Despite this early omen, Ohman went on to work in politics for most of his young 20s. He was a driver for a United States congressman from Minnesota and an aide to a state senator, which only lasted about six weeks.
“I realized that I had a very independent personality. I wasn’t good as somebody’s aide,” Ohman said. “And so I figured I’m either going to run for something or I’m going to do my own thing.”
Ohman said that the first indication of his future came when the mother of one of his friends suggested that he apply to draw the cartoon for the Minnesota Daily, the student newspaper of the University of Minnesota Twin Cities. He said he was hired over 40 art students at 17 years old before he matriculated at the university.

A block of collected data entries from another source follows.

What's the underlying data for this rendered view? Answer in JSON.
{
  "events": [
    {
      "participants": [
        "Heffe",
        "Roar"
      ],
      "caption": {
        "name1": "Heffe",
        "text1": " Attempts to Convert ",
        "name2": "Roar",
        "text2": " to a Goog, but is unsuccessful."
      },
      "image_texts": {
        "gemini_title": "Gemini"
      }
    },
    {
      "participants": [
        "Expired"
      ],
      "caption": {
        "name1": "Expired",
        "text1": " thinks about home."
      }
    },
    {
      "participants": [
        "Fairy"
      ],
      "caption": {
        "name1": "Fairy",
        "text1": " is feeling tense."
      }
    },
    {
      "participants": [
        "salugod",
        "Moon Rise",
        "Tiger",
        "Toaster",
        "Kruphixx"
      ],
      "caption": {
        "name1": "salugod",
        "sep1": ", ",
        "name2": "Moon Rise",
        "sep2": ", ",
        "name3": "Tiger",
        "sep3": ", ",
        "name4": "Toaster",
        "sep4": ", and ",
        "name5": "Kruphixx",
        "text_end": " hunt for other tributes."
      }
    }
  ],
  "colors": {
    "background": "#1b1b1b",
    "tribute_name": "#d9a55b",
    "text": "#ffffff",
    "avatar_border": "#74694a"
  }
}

His work quickly gained popularity, and within a year it was syndicated to over 100 newspapers. He was the youngest ever nationally syndicated editorial cartoonist. His work is now distributed to over 300 newspapers, including The New York Times, The Washington Post and Chicago Tribune.
The talk was lightly attended. Besides the two reporters and members of the communications and journalism department, there was only one attendee. The small crowd was less than an issue for Ohman, who took advantage of the intimacy to lead a discussion of the absurdity of current politics. It was a politically-homogenous group and much of the talk centered around the impending Justice Department report from Robert Mueller.
Ohman said that he falls left-of-center politically and admits his bias in the work he does. He does hold himself to a moral standard, however, and maintains the truth in all he draws.
“What I do is interpret basic facts using irony or humor. That’s opinion and I’m allowed to do that,” said Ohman.
Most recently, Ohman’s work has followed the fiasco between California congressman Devin Nunes and the Sacramento Bee, Ohman’s newspaper. The Bee published a thoroughly reported piece detailing a debaucherous party hosted by a vineyard partially owned by Nunes. It involved a yacht, cocaine and sex workers. Nunes sued the newspaper for $150 million for defamation, despite the story being true.